Recuerdo que lo primero que salió a recibirnos, además de la madre de la chica, fue el olor de la orina de los gatos. Por la intensidad, tal vez debía haber cientos de ellos por ahí, pero yo no vi a ninguno. La casa estaba silenciosa e inmóvil. Pude ver que del chalet caído como si fuera un auto con una goma pinchada, salían varias sogas con ropa colgada, secándose. Del otro lado del patio, una construcción de ladrillo sin revocar, de aspecto vetusto y mohoso, a cuya pared llegaban las sogas, cumplía las funciones de cocina. Era un lugar triste, como esos sitios oscuros de los sueños que sin remedio están destinados a degenerar en pesadillas. O tal vez ese era el color que le daba mi miedo, que para ese momento tenía una consistencia tal que podría haber servido para poner en marcha un motor.

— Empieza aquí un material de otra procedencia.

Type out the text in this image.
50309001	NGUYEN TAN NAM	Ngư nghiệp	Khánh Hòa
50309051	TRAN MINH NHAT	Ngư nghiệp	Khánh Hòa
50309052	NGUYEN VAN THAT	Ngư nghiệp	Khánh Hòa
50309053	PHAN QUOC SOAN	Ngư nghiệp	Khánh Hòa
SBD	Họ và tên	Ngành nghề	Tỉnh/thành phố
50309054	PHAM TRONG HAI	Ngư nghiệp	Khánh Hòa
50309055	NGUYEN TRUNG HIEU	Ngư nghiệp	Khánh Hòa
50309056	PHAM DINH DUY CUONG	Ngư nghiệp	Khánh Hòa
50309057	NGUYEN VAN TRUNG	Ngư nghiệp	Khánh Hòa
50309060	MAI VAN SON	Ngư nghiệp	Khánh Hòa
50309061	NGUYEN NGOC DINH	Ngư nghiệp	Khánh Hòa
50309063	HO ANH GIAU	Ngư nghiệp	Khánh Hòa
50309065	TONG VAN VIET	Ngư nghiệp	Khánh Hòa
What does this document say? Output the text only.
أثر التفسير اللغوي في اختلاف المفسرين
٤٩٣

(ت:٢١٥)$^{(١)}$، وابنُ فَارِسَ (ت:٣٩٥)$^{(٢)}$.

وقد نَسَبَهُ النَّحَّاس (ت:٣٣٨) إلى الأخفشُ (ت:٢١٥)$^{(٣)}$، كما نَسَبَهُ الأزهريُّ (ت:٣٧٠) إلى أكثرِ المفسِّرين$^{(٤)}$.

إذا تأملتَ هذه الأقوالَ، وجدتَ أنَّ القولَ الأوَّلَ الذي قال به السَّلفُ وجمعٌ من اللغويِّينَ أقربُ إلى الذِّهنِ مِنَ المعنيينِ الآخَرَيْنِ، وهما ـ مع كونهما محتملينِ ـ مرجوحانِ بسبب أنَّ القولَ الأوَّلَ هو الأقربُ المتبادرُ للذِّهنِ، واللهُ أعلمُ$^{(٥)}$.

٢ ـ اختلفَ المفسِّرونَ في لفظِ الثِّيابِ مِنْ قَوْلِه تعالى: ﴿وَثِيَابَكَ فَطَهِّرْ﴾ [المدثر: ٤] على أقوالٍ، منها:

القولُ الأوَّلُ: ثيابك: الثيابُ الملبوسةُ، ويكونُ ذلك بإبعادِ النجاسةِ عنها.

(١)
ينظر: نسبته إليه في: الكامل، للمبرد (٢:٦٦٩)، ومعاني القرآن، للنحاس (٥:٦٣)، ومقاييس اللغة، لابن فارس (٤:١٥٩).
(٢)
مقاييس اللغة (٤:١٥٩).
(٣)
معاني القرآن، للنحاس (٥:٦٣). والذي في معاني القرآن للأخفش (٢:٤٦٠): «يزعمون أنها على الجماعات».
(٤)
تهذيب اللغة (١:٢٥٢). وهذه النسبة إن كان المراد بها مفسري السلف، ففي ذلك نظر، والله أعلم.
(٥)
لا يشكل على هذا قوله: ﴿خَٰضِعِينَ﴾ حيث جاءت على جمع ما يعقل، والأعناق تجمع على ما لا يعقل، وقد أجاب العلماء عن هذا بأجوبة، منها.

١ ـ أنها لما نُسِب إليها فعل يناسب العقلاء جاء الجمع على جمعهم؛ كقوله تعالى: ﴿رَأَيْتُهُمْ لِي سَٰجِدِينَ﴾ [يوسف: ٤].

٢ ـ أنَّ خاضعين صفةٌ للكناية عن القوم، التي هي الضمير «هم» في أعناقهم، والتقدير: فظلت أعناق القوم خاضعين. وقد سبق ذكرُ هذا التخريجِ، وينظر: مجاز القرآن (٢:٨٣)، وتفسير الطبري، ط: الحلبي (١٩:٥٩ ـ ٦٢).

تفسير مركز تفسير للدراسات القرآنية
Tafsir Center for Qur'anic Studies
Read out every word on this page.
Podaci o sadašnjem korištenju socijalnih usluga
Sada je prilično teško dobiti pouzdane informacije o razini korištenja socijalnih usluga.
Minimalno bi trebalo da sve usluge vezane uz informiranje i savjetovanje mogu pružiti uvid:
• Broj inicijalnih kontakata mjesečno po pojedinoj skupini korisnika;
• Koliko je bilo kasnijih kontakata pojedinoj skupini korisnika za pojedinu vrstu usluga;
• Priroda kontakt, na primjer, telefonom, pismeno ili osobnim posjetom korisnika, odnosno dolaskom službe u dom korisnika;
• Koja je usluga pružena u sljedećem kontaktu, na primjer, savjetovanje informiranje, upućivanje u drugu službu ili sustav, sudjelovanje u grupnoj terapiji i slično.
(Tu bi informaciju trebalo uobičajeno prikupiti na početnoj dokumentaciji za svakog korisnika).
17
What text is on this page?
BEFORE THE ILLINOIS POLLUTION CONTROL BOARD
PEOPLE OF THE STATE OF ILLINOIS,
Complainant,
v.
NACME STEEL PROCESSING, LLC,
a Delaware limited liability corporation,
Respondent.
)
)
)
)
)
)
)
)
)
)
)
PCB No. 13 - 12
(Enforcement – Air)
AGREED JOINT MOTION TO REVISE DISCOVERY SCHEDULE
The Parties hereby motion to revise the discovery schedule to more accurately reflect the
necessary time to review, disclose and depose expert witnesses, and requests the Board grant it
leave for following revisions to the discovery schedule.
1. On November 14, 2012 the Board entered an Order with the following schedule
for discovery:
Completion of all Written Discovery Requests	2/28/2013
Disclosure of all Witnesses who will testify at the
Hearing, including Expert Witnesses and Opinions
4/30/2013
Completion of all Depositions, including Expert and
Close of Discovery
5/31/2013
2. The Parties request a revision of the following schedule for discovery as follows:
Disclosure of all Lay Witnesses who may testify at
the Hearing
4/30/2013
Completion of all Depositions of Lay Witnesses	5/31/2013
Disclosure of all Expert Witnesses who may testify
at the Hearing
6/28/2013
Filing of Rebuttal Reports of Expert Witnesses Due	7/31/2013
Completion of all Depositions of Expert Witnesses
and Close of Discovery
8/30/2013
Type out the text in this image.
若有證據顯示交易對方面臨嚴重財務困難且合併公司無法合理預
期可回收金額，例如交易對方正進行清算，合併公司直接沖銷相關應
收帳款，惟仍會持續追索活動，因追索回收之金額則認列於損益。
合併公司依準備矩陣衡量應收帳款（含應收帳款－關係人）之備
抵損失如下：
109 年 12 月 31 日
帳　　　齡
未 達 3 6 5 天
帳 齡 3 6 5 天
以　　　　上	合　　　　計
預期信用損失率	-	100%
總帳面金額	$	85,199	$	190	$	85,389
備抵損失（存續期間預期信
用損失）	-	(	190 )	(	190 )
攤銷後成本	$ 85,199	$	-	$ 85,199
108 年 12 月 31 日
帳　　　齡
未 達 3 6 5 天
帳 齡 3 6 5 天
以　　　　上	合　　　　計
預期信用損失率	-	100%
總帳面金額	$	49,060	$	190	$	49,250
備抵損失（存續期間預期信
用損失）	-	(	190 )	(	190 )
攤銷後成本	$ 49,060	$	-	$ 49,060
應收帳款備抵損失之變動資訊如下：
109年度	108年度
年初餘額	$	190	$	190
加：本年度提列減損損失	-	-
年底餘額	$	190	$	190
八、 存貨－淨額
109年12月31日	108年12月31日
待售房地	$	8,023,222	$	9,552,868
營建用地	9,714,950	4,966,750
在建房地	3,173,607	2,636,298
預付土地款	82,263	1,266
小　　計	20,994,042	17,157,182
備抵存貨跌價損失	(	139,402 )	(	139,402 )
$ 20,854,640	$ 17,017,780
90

El cura resolvió con solvencia el saludo y el ingreso a la casa. La mujer lo miraba con una mezcla indecisa de desconfianza y algo que parecía temor, pero que bien pudo ser sencillamente nervios. Yo no había visto a su hija todavía, pero ella parecía una loca de atar. Vestía con descuido una ropas grisáceas que alguna vez habían sido negras, como si llevara un luto de años. El pelo, abundante y rizado, se dividía en un negro azabache y el blanco plateado de las raíces. Y sus ojos. Cuando me miró, antes de preguntarle al cura qué hacía yo allí, parecían los ojos de un pescado. Y la piel de su cara, blanca y poco saludable, se enrojecía ferozmente alrededor de ellos. Era como una de esas pacientes psiquiátricas de las películas de terror. Esas que en un momento te están hablando de su muñeca y al segundo siguiente sacan un cuchillo de cocina y te lo clavan en mitad de la cabeza.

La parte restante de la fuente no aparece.